APPEL URGENT - L’OBSERVATOIRE

DZA 001 / 0326 / OBS 015
Harcèlement judiciaire /
Restriction de la liberté d’association /
Intimidation /
Suspension des activités /
Algérie
17 mars 2026

L’Observatoire pour la protection des défenseur.es des droits humains, un partenariat de la Fédération internationale pour les droits humains (FIDH) et l’Organisation mondiale contre la torture (OMCT), vous prie d’intervenir sur la situation suivante en Algérie.

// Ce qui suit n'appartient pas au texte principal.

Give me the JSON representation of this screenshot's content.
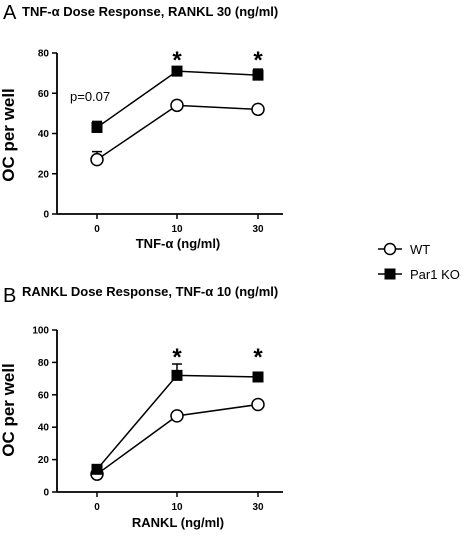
{
  "chart_data": [
    {
      "type": "line",
      "panel": "A",
      "title": "TNF-α Dose Response, RANKL 30 (ng/ml)",
      "xlabel": "TNF-α (ng/ml)",
      "ylabel": "OC per well",
      "categories": [
        "0",
        "10",
        "30"
      ],
      "ylim": [
        0,
        80
      ],
      "yticks": [
        0,
        20,
        40,
        60,
        80
      ],
      "series": [
        {
          "name": "WT",
          "values": [
            27,
            54,
            52
          ],
          "errors": [
            4,
            1,
            1
          ]
        },
        {
          "name": "Par1 KO",
          "values": [
            43,
            71,
            69
          ],
          "errors": [
            3,
            2,
            3
          ]
        }
      ],
      "annotations": [
        {
          "text": "p=0.07",
          "category": "0"
        }
      ],
      "significance": [
        {
          "text": "*",
          "category": "10"
        },
        {
          "text": "*",
          "category": "30"
        }
      ]
    },
    {
      "type": "line",
      "panel": "B",
      "title": "RANKL Dose Response, TNF-α 10 (ng/ml)",
      "xlabel": "RANKL (ng/ml)",
      "ylabel": "OC per well",
      "categories": [
        "0",
        "10",
        "30"
      ],
      "ylim": [
        0,
        100
      ],
      "yticks": [
        0,
        20,
        40,
        60,
        80,
        100
      ],
      "series": [
        {
          "name": "WT",
          "values": [
            11,
            47,
            54
          ],
          "errors": [
            1,
            1,
            1
          ]
        },
        {
          "name": "Par1 KO",
          "values": [
            14,
            72,
            71
          ],
          "errors": [
            1,
            7,
            2
          ]
        }
      ],
      "annotations": [],
      "significance": [
        {
          "text": "*",
          "category": "10"
        },
        {
          "text": "*",
          "category": "30"
        }
      ]
    }
  ],
  "legend": {
    "position": "right",
    "entries": [
      {
        "label": "WT",
        "marker": "open-circle"
      },
      {
        "label": "Par1 KO",
        "marker": "filled-square"
      }
    ]
  }
}
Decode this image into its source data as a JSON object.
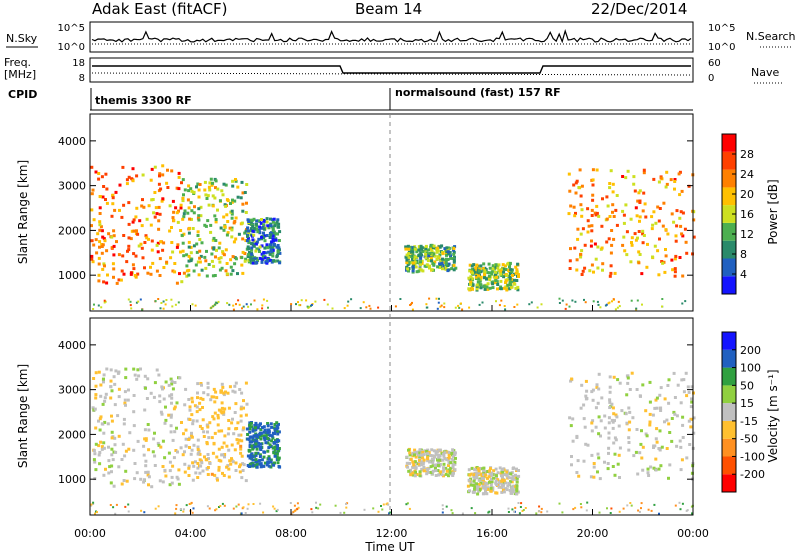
{
  "header": {
    "station": "Adak East (fitACF)",
    "beam": "Beam 14",
    "date": "22/Dec/2014"
  },
  "left_labels": {
    "nsky": "N.Sky",
    "freq_line1": "Freq.",
    "freq_line2": "[MHz]",
    "cpid": "CPID"
  },
  "right_labels": {
    "nsearch": "N.Search",
    "nave": "Nave"
  },
  "noise_panel": {
    "left_ticks": [
      "10^5",
      "10^0"
    ],
    "right_ticks": [
      "10^5",
      "10^0"
    ]
  },
  "freq_panel": {
    "left_ticks": [
      "18",
      "8"
    ],
    "right_ticks": [
      "60",
      "0"
    ]
  },
  "cpid_panel": {
    "segments": [
      {
        "label": "themis 3300 RF",
        "start_hour": 0
      },
      {
        "label": "normalsound (fast) 157 RF",
        "start_hour": 12
      }
    ]
  },
  "colors": {
    "power_scale": [
      "#1414ff",
      "#2060c0",
      "#2a8a6a",
      "#4caf50",
      "#cde020",
      "#ffc000",
      "#ff8000",
      "#ff4000",
      "#ff0000"
    ],
    "velocity_scale": [
      "#ff0000",
      "#ff5000",
      "#ff9020",
      "#ffc030",
      "#c0c0c0",
      "#90d040",
      "#30a040",
      "#2060c0",
      "#1414ff"
    ]
  },
  "chart_data": [
    {
      "type": "heatmap",
      "name": "power",
      "xlabel": "Time UT",
      "ylabel": "Slant Range [km]",
      "xlim": [
        0,
        24
      ],
      "ylim": [
        200,
        4600
      ],
      "y_ticks": [
        "1000",
        "2000",
        "3000",
        "4000"
      ],
      "colorbar_label": "Power [dB]",
      "colorbar_ticks": [
        "4",
        "8",
        "12",
        "16",
        "20",
        "24",
        "28"
      ],
      "colorbar_range": [
        0,
        32
      ],
      "regions": [
        {
          "t0": 0.0,
          "t1": 3.6,
          "r0": 850,
          "r1": 3500,
          "level": 24
        },
        {
          "t0": 3.6,
          "t1": 6.2,
          "r0": 1000,
          "r1": 3200,
          "level": 16
        },
        {
          "t0": 6.2,
          "t1": 7.5,
          "r0": 1300,
          "r1": 2300,
          "level": 8
        },
        {
          "t0": 12.5,
          "t1": 14.5,
          "r0": 1100,
          "r1": 1700,
          "level": 12
        },
        {
          "t0": 15.0,
          "t1": 17.0,
          "r0": 700,
          "r1": 1300,
          "level": 14
        },
        {
          "t0": 19.0,
          "t1": 24.0,
          "r0": 1000,
          "r1": 3400,
          "level": 22
        }
      ]
    },
    {
      "type": "heatmap",
      "name": "velocity",
      "xlabel": "Time UT",
      "ylabel": "Slant Range [km]",
      "xlim": [
        0,
        24
      ],
      "ylim": [
        200,
        4600
      ],
      "y_ticks": [
        "1000",
        "2000",
        "3000",
        "4000"
      ],
      "x_ticks": [
        "00:00",
        "04:00",
        "08:00",
        "12:00",
        "16:00",
        "20:00",
        "00:00"
      ],
      "colorbar_label": "Velocity [m s⁻¹]",
      "colorbar_ticks": [
        "-200",
        "-100",
        "-50",
        "-15",
        "15",
        "50",
        "100",
        "200"
      ],
      "colorbar_range": [
        -250,
        250
      ],
      "regions": [
        {
          "t0": 0.0,
          "t1": 3.6,
          "r0": 850,
          "r1": 3500,
          "level": 0
        },
        {
          "t0": 3.6,
          "t1": 6.2,
          "r0": 1000,
          "r1": 3200,
          "level": -40
        },
        {
          "t0": 6.2,
          "t1": 7.5,
          "r0": 1300,
          "r1": 2300,
          "level": 150
        },
        {
          "t0": 12.5,
          "t1": 14.5,
          "r0": 1100,
          "r1": 1700,
          "level": 0
        },
        {
          "t0": 15.0,
          "t1": 17.0,
          "r0": 700,
          "r1": 1300,
          "level": 0
        },
        {
          "t0": 19.0,
          "t1": 24.0,
          "r0": 1000,
          "r1": 3400,
          "level": 0
        }
      ]
    }
  ]
}
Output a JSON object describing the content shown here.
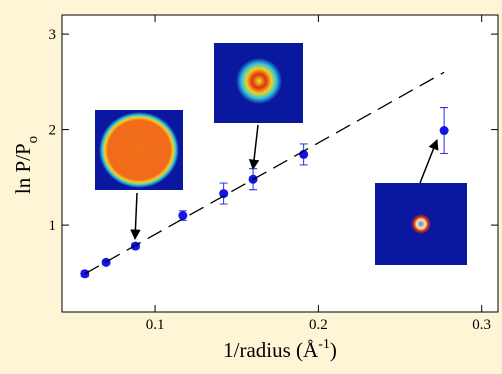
{
  "chart_data": {
    "type": "scatter",
    "xlabel": {
      "text": "1/radius (Å",
      "sup": "-1",
      "end": ")"
    },
    "ylabel": {
      "text": "ln P/P",
      "sub": "o"
    },
    "xlim": [
      0.043,
      0.31
    ],
    "ylim": [
      0.09,
      3.2
    ],
    "xticks": [
      0.1,
      0.2,
      0.3
    ],
    "yticks": [
      1,
      2,
      3
    ],
    "series": [
      {
        "color": "#1414e6",
        "x": [
          0.057,
          0.07,
          0.088,
          0.117,
          0.142,
          0.16,
          0.191,
          0.277
        ],
        "values": [
          0.49,
          0.61,
          0.78,
          1.1,
          1.33,
          1.48,
          1.74,
          1.99
        ],
        "errors": [
          0.03,
          0.02,
          0.03,
          0.05,
          0.11,
          0.11,
          0.11,
          0.24
        ]
      },
      {
        "type": "line",
        "color": "#000000",
        "dashed": true,
        "x": [
          0.057,
          0.277
        ],
        "values": [
          0.49,
          2.6
        ]
      }
    ]
  }
}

Description de la situation :

L’Observatoire a été informé de la fermeture et de la mise sous scellés des bureaux de l’association SOS Disparus, engagée dans la lutte contre les disparitions forcées en Algérie et affiliée au Collectif des Familles de Disparu·es en Algérie (CFDA). Depuis plus de 25 ans, ces locaux constituaient l’un des rares espaces en Algérie où les familles de personnes disparues pouvaient se réunir, obtenir un accompagnement et faire vivre la mémoire de leurs proches.

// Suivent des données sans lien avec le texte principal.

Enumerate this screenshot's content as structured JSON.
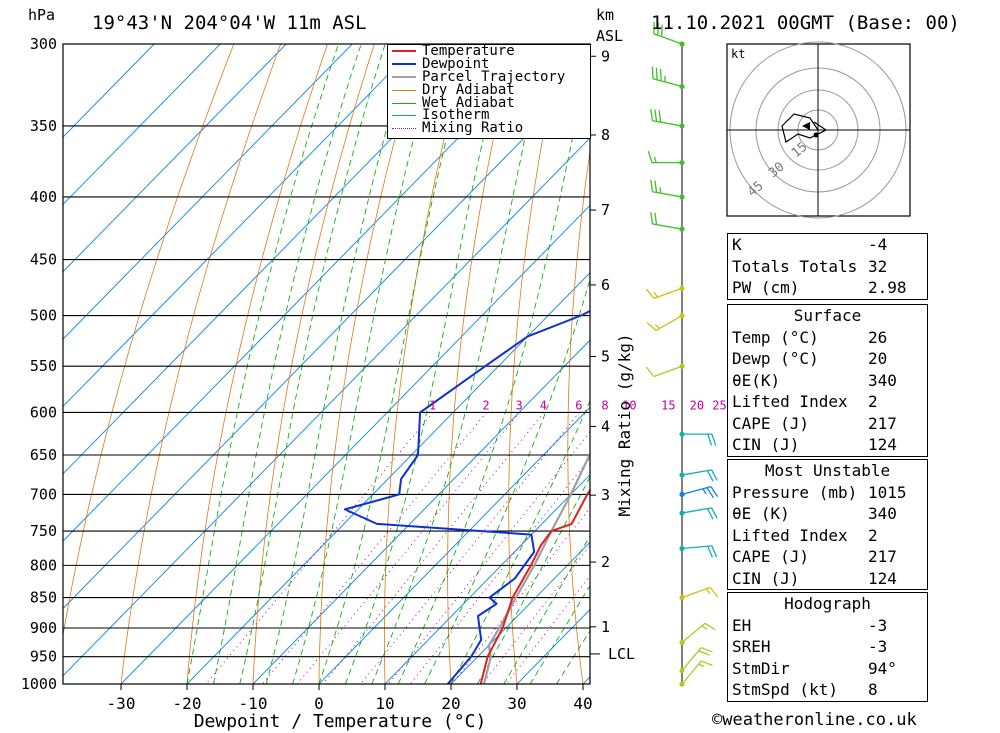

Le 16 mars 2026 vers 13h30, un important dispositif policier, composé d’agents de la circonscription de Sidi M'hamed se sont présentés avec un arrêté de scellement devant les locaux de SOS Disparus situés au 21 rue Mustapha Ben Boulaïd, dans le centre d’Alger. Après avoir pénétré dans les lieux, les agents ont procédé à une inspection sans fournir d’explication immédiate, ont pris des photographies, relevé l’identité de toutes les personnes présentes et interrogé celles-ci sur la tenue éventuelle d’une réunion.

Les forces de l’ordre ont ensuite indiqué être venues pour procéder à la mise sous scellés des locaux, en présentant à l’avocate de l’association une décision administrative datée du 12 mars 2026, prise le ministère de l’Intérieur à l’issue d’une réunion tenue le 10 mars 2026. Ce document mandate plusieurs autorités, dont le secrétaire général de la wilaya d’Alger, le délégué du wali du district administratif de Sidi M’hamed, ainsi que des responsables sécuritaires et administratifs, pour exécuter cette décision.

À l’issue de cette opération, les forces de l’ordre ont ordonné aux personnes présentes de quitter les lieux avant de procéder à la fermeture et à la mise sous scellés des bureaux. Cette intervention a ainsi entraîné la fermeture immédiate des locaux de SOS Disparus et, si elle n’est pas levée, empêchera l’association de poursuivre ses activités.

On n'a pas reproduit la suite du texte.